The generation speed difference comes down to memory bandwidth utilization. Qwen3 30B at 18 GB loads slightly more data per forward pass than Gemma 4 26B at 17 GB, yet still runs faster — suggesting Qwen3's architecture makes more efficient use of the 3090's 936 GB/s bandwidth.

Prefill Speed: Gemma 4 Leads on Short Prompts

For short prompts, Gemma 4 prefills at 2,798 t/s vs 2,354 t/s for Qwen3 — a 19% advantage. This translates to roughly 1ms difference in a 26-token prompt, which is imperceptible in any real application.

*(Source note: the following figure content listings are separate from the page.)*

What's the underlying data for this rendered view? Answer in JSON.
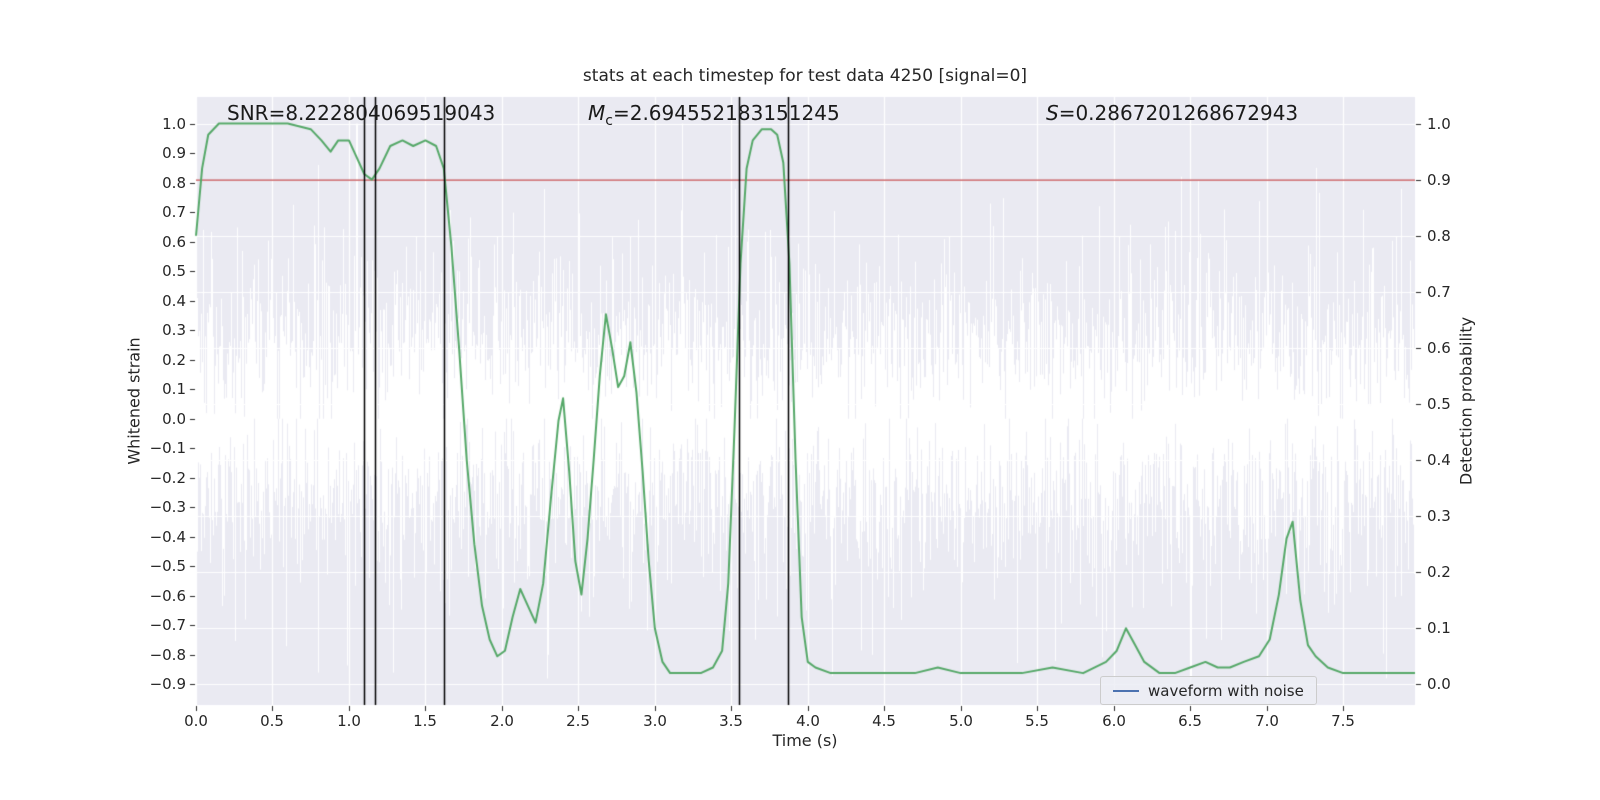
{
  "chart_data": {
    "type": "line",
    "title": "stats at each timestep for test data 4250 [signal=0]",
    "xlabel": "Time (s)",
    "ylabel_left": "Whitened strain",
    "ylabel_right": "Detection probability",
    "xlim": [
      0.0,
      7.97
    ],
    "ylim_left": [
      -0.97,
      1.09
    ],
    "right_axis": {
      "left_at_0": -0.9,
      "left_at_1": 1.0
    },
    "grid": true,
    "colors": {
      "axes_bg": "#eaeaf2",
      "grid": "#ffffff",
      "noise_blue": "#4c72b0",
      "detection_green": "#55a868",
      "threshold_red": "#c44e52",
      "vline_black": "#000000",
      "text": "#262626"
    },
    "xticks": {
      "values": [
        0.0,
        0.5,
        1.0,
        1.5,
        2.0,
        2.5,
        3.0,
        3.5,
        4.0,
        4.5,
        5.0,
        5.5,
        6.0,
        6.5,
        7.0,
        7.5
      ],
      "labels": [
        "0.0",
        "0.5",
        "1.0",
        "1.5",
        "2.0",
        "2.5",
        "3.0",
        "3.5",
        "4.0",
        "4.5",
        "5.0",
        "5.5",
        "6.0",
        "6.5",
        "7.0",
        "7.5"
      ]
    },
    "yticks_left": {
      "values": [
        1.0,
        0.9,
        0.8,
        0.7,
        0.6,
        0.5,
        0.4,
        0.3,
        0.2,
        0.1,
        0.0,
        -0.1,
        -0.2,
        -0.3,
        -0.4,
        -0.5,
        -0.6,
        -0.7,
        -0.8,
        -0.9
      ],
      "labels": [
        "1.0",
        "0.9",
        "0.8",
        "0.7",
        "0.6",
        "0.5",
        "0.4",
        "0.3",
        "0.2",
        "0.1",
        "0.0",
        "−0.1",
        "−0.2",
        "−0.3",
        "−0.4",
        "−0.5",
        "−0.6",
        "−0.7",
        "−0.8",
        "−0.9"
      ]
    },
    "yticks_right": {
      "values": [
        1.0,
        0.9,
        0.8,
        0.7,
        0.6,
        0.5,
        0.4,
        0.3,
        0.2,
        0.1,
        0.0
      ],
      "labels": [
        "1.0",
        "0.9",
        "0.8",
        "0.7",
        "0.6",
        "0.5",
        "0.4",
        "0.3",
        "0.2",
        "0.1",
        "0.0"
      ]
    },
    "annotations": {
      "snr": {
        "label": "SNR",
        "value": "=8.222804069519043"
      },
      "mc": {
        "label": "M",
        "sub": "c",
        "value": "=2.694552183151245"
      },
      "s": {
        "label": "S",
        "value": "=0.2867201268672943"
      }
    },
    "threshold_line": {
      "axis": "right",
      "p": 0.9
    },
    "vlines": {
      "xs": [
        1.1,
        1.17,
        1.62,
        3.55,
        3.87
      ]
    },
    "legend": {
      "items": [
        {
          "label": "waveform with noise",
          "color": "#4c72b0"
        }
      ]
    },
    "series": {
      "noise": {
        "name": "waveform with noise",
        "axis": "left",
        "seed": 7,
        "samples_per_column": 6,
        "std": 0.21,
        "outlier_frac": 0.18,
        "outlier_std": 0.3,
        "clip": [
          -0.88,
          1.0
        ],
        "spikes": [
          [
            0.8,
            -0.86
          ],
          [
            2.3,
            -0.8
          ],
          [
            3.18,
            1.0
          ],
          [
            4.42,
            -0.8
          ],
          [
            5.95,
            -0.72
          ],
          [
            6.44,
            0.82
          ],
          [
            6.7,
            -0.75
          ],
          [
            7.32,
            0.85
          ]
        ]
      },
      "detection": {
        "name": "detection probability",
        "axis": "right",
        "points": [
          [
            0.0,
            0.8
          ],
          [
            0.04,
            0.92
          ],
          [
            0.08,
            0.98
          ],
          [
            0.15,
            1.0
          ],
          [
            0.4,
            1.0
          ],
          [
            0.6,
            1.0
          ],
          [
            0.75,
            0.99
          ],
          [
            0.82,
            0.97
          ],
          [
            0.88,
            0.95
          ],
          [
            0.93,
            0.97
          ],
          [
            1.0,
            0.97
          ],
          [
            1.05,
            0.94
          ],
          [
            1.1,
            0.91
          ],
          [
            1.15,
            0.9
          ],
          [
            1.2,
            0.92
          ],
          [
            1.27,
            0.96
          ],
          [
            1.35,
            0.97
          ],
          [
            1.42,
            0.96
          ],
          [
            1.5,
            0.97
          ],
          [
            1.57,
            0.96
          ],
          [
            1.62,
            0.92
          ],
          [
            1.67,
            0.78
          ],
          [
            1.72,
            0.6
          ],
          [
            1.77,
            0.4
          ],
          [
            1.82,
            0.25
          ],
          [
            1.87,
            0.14
          ],
          [
            1.92,
            0.08
          ],
          [
            1.97,
            0.05
          ],
          [
            2.02,
            0.06
          ],
          [
            2.07,
            0.12
          ],
          [
            2.12,
            0.17
          ],
          [
            2.17,
            0.14
          ],
          [
            2.22,
            0.11
          ],
          [
            2.27,
            0.18
          ],
          [
            2.32,
            0.33
          ],
          [
            2.37,
            0.47
          ],
          [
            2.4,
            0.51
          ],
          [
            2.44,
            0.38
          ],
          [
            2.48,
            0.22
          ],
          [
            2.52,
            0.16
          ],
          [
            2.56,
            0.26
          ],
          [
            2.6,
            0.4
          ],
          [
            2.64,
            0.55
          ],
          [
            2.68,
            0.66
          ],
          [
            2.72,
            0.6
          ],
          [
            2.76,
            0.53
          ],
          [
            2.8,
            0.55
          ],
          [
            2.84,
            0.61
          ],
          [
            2.88,
            0.52
          ],
          [
            2.92,
            0.38
          ],
          [
            2.96,
            0.22
          ],
          [
            3.0,
            0.1
          ],
          [
            3.05,
            0.04
          ],
          [
            3.1,
            0.02
          ],
          [
            3.2,
            0.02
          ],
          [
            3.3,
            0.02
          ],
          [
            3.38,
            0.03
          ],
          [
            3.44,
            0.06
          ],
          [
            3.48,
            0.18
          ],
          [
            3.52,
            0.45
          ],
          [
            3.56,
            0.75
          ],
          [
            3.6,
            0.92
          ],
          [
            3.64,
            0.97
          ],
          [
            3.7,
            0.99
          ],
          [
            3.76,
            0.99
          ],
          [
            3.8,
            0.98
          ],
          [
            3.84,
            0.93
          ],
          [
            3.88,
            0.75
          ],
          [
            3.92,
            0.4
          ],
          [
            3.96,
            0.12
          ],
          [
            4.0,
            0.04
          ],
          [
            4.05,
            0.03
          ],
          [
            4.15,
            0.02
          ],
          [
            4.3,
            0.02
          ],
          [
            4.5,
            0.02
          ],
          [
            4.7,
            0.02
          ],
          [
            4.85,
            0.03
          ],
          [
            5.0,
            0.02
          ],
          [
            5.2,
            0.02
          ],
          [
            5.4,
            0.02
          ],
          [
            5.6,
            0.03
          ],
          [
            5.8,
            0.02
          ],
          [
            5.95,
            0.04
          ],
          [
            6.02,
            0.06
          ],
          [
            6.08,
            0.1
          ],
          [
            6.14,
            0.07
          ],
          [
            6.2,
            0.04
          ],
          [
            6.3,
            0.02
          ],
          [
            6.4,
            0.02
          ],
          [
            6.5,
            0.03
          ],
          [
            6.6,
            0.04
          ],
          [
            6.68,
            0.03
          ],
          [
            6.76,
            0.03
          ],
          [
            6.85,
            0.04
          ],
          [
            6.95,
            0.05
          ],
          [
            7.02,
            0.08
          ],
          [
            7.08,
            0.16
          ],
          [
            7.13,
            0.26
          ],
          [
            7.17,
            0.29
          ],
          [
            7.22,
            0.15
          ],
          [
            7.27,
            0.07
          ],
          [
            7.32,
            0.05
          ],
          [
            7.4,
            0.03
          ],
          [
            7.5,
            0.02
          ],
          [
            7.6,
            0.02
          ],
          [
            7.75,
            0.02
          ],
          [
            7.9,
            0.02
          ],
          [
            7.97,
            0.02
          ]
        ]
      }
    }
  }
}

For long prompts (230 tokens), the gap nearly disappears: Qwen3 edges ahead at 10,728 vs 10,433 t/s. Both process a 512-token prompt in under 50ms.

Consistency

Both models show near-zero variance across prompt types in generation speed — a sign that both fit fully in VRAM with no partial CPU offloading. The stability of these numbers (141.5 ± 0.5 and 123.5 ± 0.3) is what full-VRAM inference looks like.

Which to Choose for RTX 3090

Choose Qwen3 30B if:

Generation throughput is your bottleneck (batch processing, long outputs)
You're running an inference server and want to maximize requests/second
You prefer Alibaba's training data mix and instruction following style

Choose Gemma 4 26B if:

You have many short, prompt-heavy workloads where prefill matters more
You prefer Google's model family and its safety/instruction tuning
You're already using Gemma 4 in a pipeline and want size consistency

For most users, either model will feel identical in interactive chat. The 15% generation gap becomes meaningful at scale: running 1000 batch requests, Qwen3 saves ~2 minutes.

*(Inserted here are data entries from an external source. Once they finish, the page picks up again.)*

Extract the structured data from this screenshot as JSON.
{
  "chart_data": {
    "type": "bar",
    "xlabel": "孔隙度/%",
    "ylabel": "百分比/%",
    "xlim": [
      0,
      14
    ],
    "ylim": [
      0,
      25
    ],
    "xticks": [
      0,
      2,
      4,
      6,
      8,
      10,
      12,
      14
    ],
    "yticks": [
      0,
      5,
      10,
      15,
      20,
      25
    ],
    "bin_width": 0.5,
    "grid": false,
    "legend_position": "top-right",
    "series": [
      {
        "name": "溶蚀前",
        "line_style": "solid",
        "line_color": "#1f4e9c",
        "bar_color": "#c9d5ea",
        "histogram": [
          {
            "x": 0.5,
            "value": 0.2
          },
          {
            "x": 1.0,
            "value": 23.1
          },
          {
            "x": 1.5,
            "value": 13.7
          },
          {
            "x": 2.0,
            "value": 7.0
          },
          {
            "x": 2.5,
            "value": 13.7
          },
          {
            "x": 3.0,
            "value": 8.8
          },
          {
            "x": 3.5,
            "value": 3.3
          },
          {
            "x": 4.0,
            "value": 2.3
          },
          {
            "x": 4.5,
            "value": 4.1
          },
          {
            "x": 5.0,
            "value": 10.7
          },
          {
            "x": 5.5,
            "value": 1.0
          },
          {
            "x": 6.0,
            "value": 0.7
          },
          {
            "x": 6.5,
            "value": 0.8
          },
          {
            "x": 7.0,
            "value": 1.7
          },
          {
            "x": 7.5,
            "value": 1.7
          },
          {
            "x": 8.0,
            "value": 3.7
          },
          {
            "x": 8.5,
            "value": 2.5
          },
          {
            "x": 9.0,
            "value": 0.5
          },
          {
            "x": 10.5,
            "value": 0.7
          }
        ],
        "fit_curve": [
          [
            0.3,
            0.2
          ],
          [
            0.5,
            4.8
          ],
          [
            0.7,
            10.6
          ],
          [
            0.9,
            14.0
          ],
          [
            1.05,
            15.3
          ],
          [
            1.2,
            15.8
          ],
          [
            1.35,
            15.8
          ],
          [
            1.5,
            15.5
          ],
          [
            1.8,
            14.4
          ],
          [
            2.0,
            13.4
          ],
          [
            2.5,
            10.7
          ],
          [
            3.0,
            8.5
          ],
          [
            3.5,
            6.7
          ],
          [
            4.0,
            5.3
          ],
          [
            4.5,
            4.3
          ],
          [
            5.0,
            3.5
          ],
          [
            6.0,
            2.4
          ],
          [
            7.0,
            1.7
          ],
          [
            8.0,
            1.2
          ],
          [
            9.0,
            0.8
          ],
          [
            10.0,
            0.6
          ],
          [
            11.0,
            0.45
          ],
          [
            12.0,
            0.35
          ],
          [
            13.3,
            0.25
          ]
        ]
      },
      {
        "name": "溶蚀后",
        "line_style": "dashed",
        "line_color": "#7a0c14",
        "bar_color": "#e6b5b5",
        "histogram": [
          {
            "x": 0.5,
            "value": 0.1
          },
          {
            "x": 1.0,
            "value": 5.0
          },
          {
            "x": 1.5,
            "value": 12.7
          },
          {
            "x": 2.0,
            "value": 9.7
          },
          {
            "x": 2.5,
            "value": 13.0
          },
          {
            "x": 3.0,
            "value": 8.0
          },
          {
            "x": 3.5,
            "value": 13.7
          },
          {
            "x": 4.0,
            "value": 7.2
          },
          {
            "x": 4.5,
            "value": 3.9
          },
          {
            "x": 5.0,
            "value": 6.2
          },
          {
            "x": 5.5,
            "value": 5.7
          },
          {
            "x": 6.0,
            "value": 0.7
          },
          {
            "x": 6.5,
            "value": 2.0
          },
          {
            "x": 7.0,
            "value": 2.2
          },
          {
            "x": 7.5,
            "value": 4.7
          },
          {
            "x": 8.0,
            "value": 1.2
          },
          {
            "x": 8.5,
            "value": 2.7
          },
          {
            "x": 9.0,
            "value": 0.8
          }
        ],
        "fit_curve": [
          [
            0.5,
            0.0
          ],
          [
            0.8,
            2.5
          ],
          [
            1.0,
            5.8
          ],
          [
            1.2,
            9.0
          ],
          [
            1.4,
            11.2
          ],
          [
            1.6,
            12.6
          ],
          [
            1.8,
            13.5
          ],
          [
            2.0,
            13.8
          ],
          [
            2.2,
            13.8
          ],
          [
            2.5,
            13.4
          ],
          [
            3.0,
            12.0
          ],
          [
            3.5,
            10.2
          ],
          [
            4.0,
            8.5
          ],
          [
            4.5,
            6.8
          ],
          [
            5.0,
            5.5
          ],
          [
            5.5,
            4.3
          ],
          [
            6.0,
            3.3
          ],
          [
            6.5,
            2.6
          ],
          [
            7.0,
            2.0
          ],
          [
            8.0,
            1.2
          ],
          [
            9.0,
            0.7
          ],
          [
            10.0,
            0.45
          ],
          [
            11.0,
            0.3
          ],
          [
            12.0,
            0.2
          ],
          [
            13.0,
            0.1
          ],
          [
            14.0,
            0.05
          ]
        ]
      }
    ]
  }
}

VRAM Is the Deciding Factor

Both models require roughly 17–18 GB to load. On an RTX 3090, this leaves ~6 GB of headroom — enough for a desktop environment, but not for another large model or a memory-hungry background process.

If your available VRAM drops below ~19 GB, expect partial CPU offloading and speeds similar to what we measured under memory pressure: 15–16 t/s instead of 123–141 t/s.

Check before loading:

nvidia-smi --query-gpu=memory.free --format=csv,noheader
# Need at least 18000 MiB for either model

Reproduce These Results

ollama pull qwen3:30b
ollama pull gemma4:26b

# Benchmark via API
for MODEL in qwen3:30b gemma4:26b; do
  echo "=== $MODEL ==="
  curl -s http://localhost:11434/api/generate -d "{
    \"model\": \"$MODEL\",
    \"prompt\": \"What is machine learning? Answer in one paragraph.\",
    \"stream\": false,
    \"options\": {\"num_predict\": 128}
  }" | python3 -c "
import json, sys
d = json.load(sys.stdin)
print(f'pp={d[\"prompt_eval_count\"]/(d[\"prompt_eval_duration\"]/1e9):.0f} t/s  tg={d[\"eval_count\"]/(d[\"eval_duration\"]/1e9):.1f} t/s')
"
done

Benchmarks collected June 8, 2026 on Ollama 0.21.0. Results vary with VRAM availability — both models require ~18 GB free for full GPU inference.